Personal information
- Full name: Ander Madariaga Susaeta
- Date of birth: 11 March 2002 (age 24)
- Place of birth: Berango, Spain
- Height: 1.73 m (5 ft 8 in)
- Position: Attacking midfielder

Team information
- Current team: Eibar
- Number: 16

Youth career
- 2012–2016: Athletic Bilbao
- 2016–2017: Itzubaltzeta
- 2017–2020: Eibar

Senior career*
- Years: Team / Apps / (Gls)
- 2020–2024: Vitoria / 60 / (7)
- 2024–: Eibar / 57 / (6)

= Ander Madariaga =

Spanish footballer

Ander Madariaga Susaeta (born 11 March 2002), sometimes known as Mada, is a Spanish professional footballer who plays as an attacking midfielder for SD Eibar.

==Club career==
Born in Berango, Biscay, Basque Country, Madariaga joined Athletic Bilbao's youth academy at Lezama in 2012, aged ten. He left the club in 2016, and spent a season at Itzubaltzeta FT (Getxo) before moving to SD Eibar's youth setup in 2017.

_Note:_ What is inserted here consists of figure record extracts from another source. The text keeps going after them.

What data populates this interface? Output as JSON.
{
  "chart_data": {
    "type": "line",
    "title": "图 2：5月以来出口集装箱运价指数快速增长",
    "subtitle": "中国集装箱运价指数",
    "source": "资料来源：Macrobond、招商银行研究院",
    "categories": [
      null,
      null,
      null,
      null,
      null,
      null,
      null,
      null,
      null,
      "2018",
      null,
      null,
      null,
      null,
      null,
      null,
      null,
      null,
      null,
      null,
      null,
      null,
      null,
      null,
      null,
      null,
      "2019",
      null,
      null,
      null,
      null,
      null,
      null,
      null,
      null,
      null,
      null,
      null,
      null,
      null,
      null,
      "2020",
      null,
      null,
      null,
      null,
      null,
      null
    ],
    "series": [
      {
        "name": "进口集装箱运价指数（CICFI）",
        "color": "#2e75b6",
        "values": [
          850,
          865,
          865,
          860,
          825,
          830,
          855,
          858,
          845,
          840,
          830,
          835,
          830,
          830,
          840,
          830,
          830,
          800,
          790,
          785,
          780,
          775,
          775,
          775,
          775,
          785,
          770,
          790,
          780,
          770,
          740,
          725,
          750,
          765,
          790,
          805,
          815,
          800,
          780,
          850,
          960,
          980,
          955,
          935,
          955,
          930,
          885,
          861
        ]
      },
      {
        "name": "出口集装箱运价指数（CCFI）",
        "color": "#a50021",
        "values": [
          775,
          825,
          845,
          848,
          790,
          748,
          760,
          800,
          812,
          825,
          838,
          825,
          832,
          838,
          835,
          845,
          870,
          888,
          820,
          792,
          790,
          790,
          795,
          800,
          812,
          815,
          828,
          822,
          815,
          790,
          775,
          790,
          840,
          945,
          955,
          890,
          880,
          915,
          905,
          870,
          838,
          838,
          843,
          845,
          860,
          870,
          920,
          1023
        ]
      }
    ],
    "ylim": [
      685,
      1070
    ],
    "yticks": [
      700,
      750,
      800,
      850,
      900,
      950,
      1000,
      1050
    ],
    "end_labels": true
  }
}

Promoted to the farm team CD Vitoria in August 2020, Madariaga made his senior debut on 25 October of that year, starting in a 0–0 Tercera División home draw against Club San Ignacio. He only became a starter for the B's in the 2022–23 season, and scored his first senior goal on 10 September 2022, netting the equalizer in a 3–1 home win over SCD Durango.

On 31 May 2023, Madariaga renewed his contract with the Armeros until 2025. He made his first team debut the following 21 January, coming on as a late substitute for Mario Soriano in a 3–2 Segunda División away win over SD Huesca.

On 31 July 2024, Madariaga further extended his link with Eibar until 2026, being promoted to the main squad. He scored his first professional goal on 14 December, netting his team's second in a 2–1 home win over Real Zaragoza.